Re: WHAT FILMS HAVE YOU SEEN LATELY?

Posted: August 9th, 2011, 2:13 pm
by RedRiver
At least you've done me a favor. I just might go to the WAR OF THE WORLDS thread!

Re: WHAT FILMS HAVE YOU SEEN LATELY?

Posted: August 9th, 2011, 3:06 pm
by JackFavell
It seems impossible that there is no Orson Welles thread on this site! I'll wait a little while longer and start one up if no one can find one... thanks very much or taking the time to look, Chris!

Re: WHAT FILMS HAVE YOU SEEN LATELY?

Posted: August 9th, 2011, 4:59 pm
by Mr. Arkadin
JackFavell wrote:I watched Mr. Arkadin for the first time yesterday! I liked it far more than I was expecting to, considering it's history. The hand of Welles could not be eradicated by the studio completely, no matter how hard they tried.

What a ride... it's almost impossible to think that Welles could make this movie with no budget. I loved the way it criss-crossed the globe....the PERFECT backdrops for each scene, the camera angles, the way he used faces and shadow, and I especially loved Akim Tamiroff, Michael Redgrave, Katina Paxinou and Mischa Auer, in that order. I thought the ending was a bit of a let down, somehow the timing seemed off, but then who am I to criticize a true genius? I'll blame the studio. :D

If only they had trusted him this could have been great movie, I still think it is. Extremely entertaining and with a Beat the Devil feel. I found it Fellini-esque, although I don't think Fellini had made anything like this yet, so I guess that's a misnomer. There is such robust humor involved in this story, and also a deep melancholy cynicism, both of which would serve Fellini later on, I think, but not Welles. What can you do but laugh in a world like this?

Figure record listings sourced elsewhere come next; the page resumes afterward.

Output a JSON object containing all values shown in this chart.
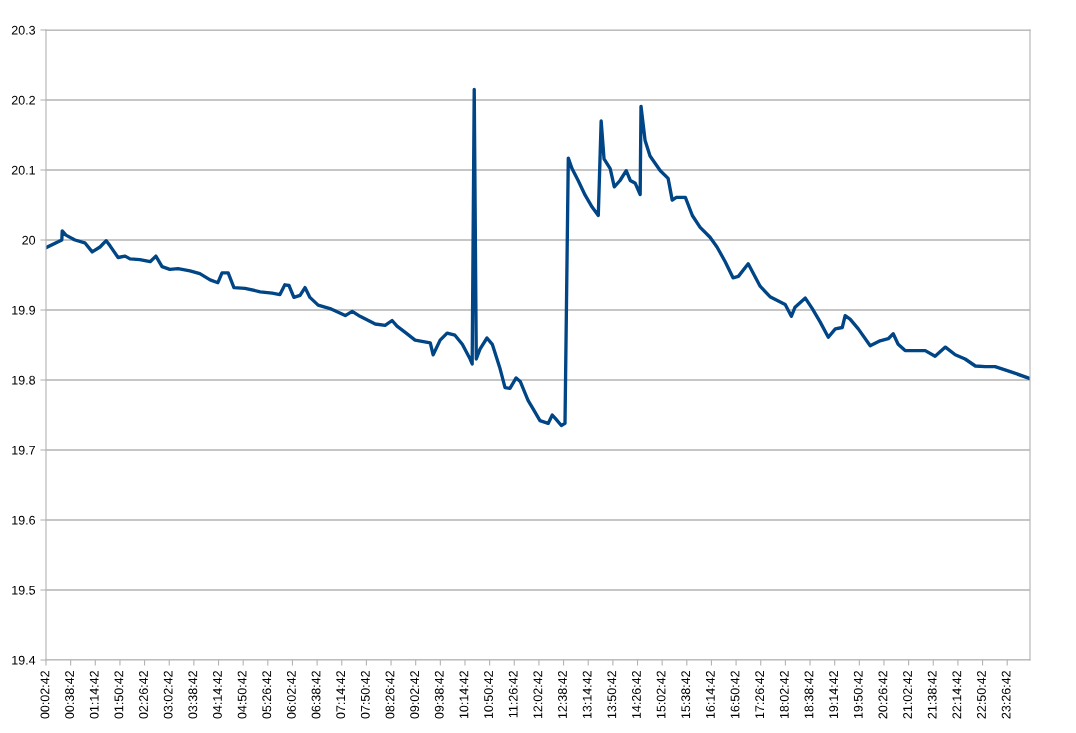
{
  "chart_data": {
    "type": "line",
    "xlim": [
      0.045,
      24.0
    ],
    "ylim": [
      19.4,
      20.3
    ],
    "yticks": [
      19.4,
      19.5,
      19.6,
      19.7,
      19.8,
      19.9,
      20,
      20.1,
      20.2,
      20.3
    ],
    "xticks": [
      {
        "value": 0.045,
        "label": "00:02:42"
      },
      {
        "value": 0.645,
        "label": "00:38:42"
      },
      {
        "value": 1.245,
        "label": "01:14:42"
      },
      {
        "value": 1.845,
        "label": "01:50:42"
      },
      {
        "value": 2.445,
        "label": "02:26:42"
      },
      {
        "value": 3.045,
        "label": "03:02:42"
      },
      {
        "value": 3.645,
        "label": "03:38:42"
      },
      {
        "value": 4.245,
        "label": "04:14:42"
      },
      {
        "value": 4.845,
        "label": "04:50:42"
      },
      {
        "value": 5.445,
        "label": "05:26:42"
      },
      {
        "value": 6.045,
        "label": "06:02:42"
      },
      {
        "value": 6.645,
        "label": "06:38:42"
      },
      {
        "value": 7.245,
        "label": "07:14:42"
      },
      {
        "value": 7.845,
        "label": "07:50:42"
      },
      {
        "value": 8.445,
        "label": "08:26:42"
      },
      {
        "value": 9.045,
        "label": "09:02:42"
      },
      {
        "value": 9.645,
        "label": "09:38:42"
      },
      {
        "value": 10.245,
        "label": "10:14:42"
      },
      {
        "value": 10.845,
        "label": "10:50:42"
      },
      {
        "value": 11.445,
        "label": "11:26:42"
      },
      {
        "value": 12.045,
        "label": "12:02:42"
      },
      {
        "value": 12.645,
        "label": "12:38:42"
      },
      {
        "value": 13.245,
        "label": "13:14:42"
      },
      {
        "value": 13.845,
        "label": "13:50:42"
      },
      {
        "value": 14.445,
        "label": "14:26:42"
      },
      {
        "value": 15.045,
        "label": "15:02:42"
      },
      {
        "value": 15.645,
        "label": "15:38:42"
      },
      {
        "value": 16.245,
        "label": "16:14:42"
      },
      {
        "value": 16.845,
        "label": "16:50:42"
      },
      {
        "value": 17.445,
        "label": "17:26:42"
      },
      {
        "value": 18.045,
        "label": "18:02:42"
      },
      {
        "value": 18.645,
        "label": "18:38:42"
      },
      {
        "value": 19.245,
        "label": "19:14:42"
      },
      {
        "value": 19.845,
        "label": "19:50:42"
      },
      {
        "value": 20.445,
        "label": "20:26:42"
      },
      {
        "value": 21.045,
        "label": "21:02:42"
      },
      {
        "value": 21.645,
        "label": "21:38:42"
      },
      {
        "value": 22.245,
        "label": "22:14:42"
      },
      {
        "value": 22.845,
        "label": "22:50:42"
      },
      {
        "value": 23.445,
        "label": "23:26:42"
      }
    ],
    "grid": "y",
    "legend": false,
    "marker": "none",
    "line_style": "solid",
    "series": [
      {
        "color": "#004586",
        "x": [
          0.045,
          0.43,
          0.44,
          0.53,
          0.75,
          0.99,
          1.17,
          1.36,
          1.51,
          1.6,
          1.8,
          1.97,
          2.09,
          2.33,
          2.58,
          2.72,
          2.87,
          3.06,
          3.26,
          3.55,
          3.79,
          4.04,
          4.23,
          4.33,
          4.48,
          4.62,
          4.89,
          5.26,
          5.55,
          5.74,
          5.86,
          5.96,
          6.08,
          6.23,
          6.35,
          6.47,
          6.67,
          6.96,
          7.33,
          7.5,
          7.69,
          8.06,
          8.3,
          8.47,
          8.59,
          8.79,
          9.03,
          9.4,
          9.47,
          9.64,
          9.81,
          10.0,
          10.18,
          10.37,
          10.42,
          10.47,
          10.52,
          10.61,
          10.78,
          10.91,
          11.1,
          11.22,
          11.34,
          11.49,
          11.59,
          11.78,
          11.9,
          12.07,
          12.27,
          12.37,
          12.46,
          12.59,
          12.68,
          12.76,
          12.85,
          13.0,
          13.17,
          13.34,
          13.49,
          13.56,
          13.63,
          13.78,
          13.88,
          14.02,
          14.17,
          14.27,
          14.39,
          14.51,
          14.53,
          14.63,
          14.75,
          15.0,
          15.19,
          15.29,
          15.39,
          15.61,
          15.78,
          15.97,
          16.21,
          16.38,
          16.58,
          16.77,
          16.9,
          17.14,
          17.24,
          17.43,
          17.67,
          18.04,
          18.19,
          18.28,
          18.53,
          18.7,
          18.89,
          19.09,
          19.26,
          19.43,
          19.5,
          19.62,
          19.82,
          20.11,
          20.35,
          20.55,
          20.67,
          20.79,
          20.96,
          21.21,
          21.45,
          21.69,
          21.94,
          22.18,
          22.42,
          22.67,
          22.91,
          23.15,
          23.52,
          24.0
        ],
        "values": [
          19.989,
          20.0,
          20.013,
          20.007,
          20.0,
          19.996,
          19.983,
          19.99,
          19.999,
          19.992,
          19.975,
          19.977,
          19.973,
          19.972,
          19.969,
          19.977,
          19.962,
          19.958,
          19.959,
          19.956,
          19.952,
          19.943,
          19.939,
          19.953,
          19.953,
          19.932,
          19.931,
          19.926,
          19.924,
          19.922,
          19.936,
          19.935,
          19.918,
          19.921,
          19.932,
          19.918,
          19.907,
          19.902,
          19.892,
          19.898,
          19.891,
          19.88,
          19.878,
          19.885,
          19.877,
          19.868,
          19.857,
          19.853,
          19.836,
          19.857,
          19.867,
          19.864,
          19.851,
          19.83,
          19.823,
          20.215,
          19.83,
          19.844,
          19.86,
          19.851,
          19.816,
          19.789,
          19.788,
          19.803,
          19.798,
          19.771,
          19.759,
          19.742,
          19.738,
          19.75,
          19.744,
          19.735,
          19.738,
          20.117,
          20.102,
          20.085,
          20.064,
          20.047,
          20.035,
          20.17,
          20.116,
          20.102,
          20.076,
          20.085,
          20.099,
          20.085,
          20.081,
          20.065,
          20.191,
          20.142,
          20.12,
          20.099,
          20.088,
          20.057,
          20.061,
          20.061,
          20.035,
          20.018,
          20.004,
          19.99,
          19.969,
          19.946,
          19.948,
          19.966,
          19.955,
          19.934,
          19.919,
          19.908,
          19.891,
          19.904,
          19.917,
          19.902,
          19.883,
          19.861,
          19.873,
          19.875,
          19.892,
          19.887,
          19.873,
          19.849,
          19.856,
          19.859,
          19.866,
          19.851,
          19.842,
          19.842,
          19.842,
          19.834,
          19.847,
          19.836,
          19.83,
          19.82,
          19.819,
          19.819,
          19.812,
          19.802
        ]
      }
    ]
  }
}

Can someone point the way to a thread on either Welles or Mr. Arkadin? The search mechanism has revealed nothing to me, and I've gone through pages and pages of thread names, all the way from Vienna to London to South America and back to find a place where I can read and talk about this movie. Now after all this searching, I'm afraid I will end up back where I started, framed for a murder I didn't commit. :D
Someone once called Mr. Arkadin a cartoon version, or parody of Citizen Kane, an assessment I definitely relate to. You need to check out the Criterion package of this film, which includes three versions; the print you saw, a Euro cut, and a new version recut to Welles specific notes and direction, which is the one I recommend. Another interesting tidbit: Welles could not reach many of the actors to re-record their dialogue in post production, so he overdubbed around twenty voices himself!

Re: WHAT FILMS HAVE YOU SEEN LATELY?

Posted: August 9th, 2011, 5:32 pm
by JackFavell
I didn't know how many of the voices he dubbed! One person on a blog I just read said he was obsessed with overdubbing as a technique for creating a messed up atmosphere.... I took that theory with a big grain of salt.

I was looking online in the first place to see if I could find out which version I saw yesterday on TCM... thanks for letting me know that this was NOT the new version. Now I have something to look forward to.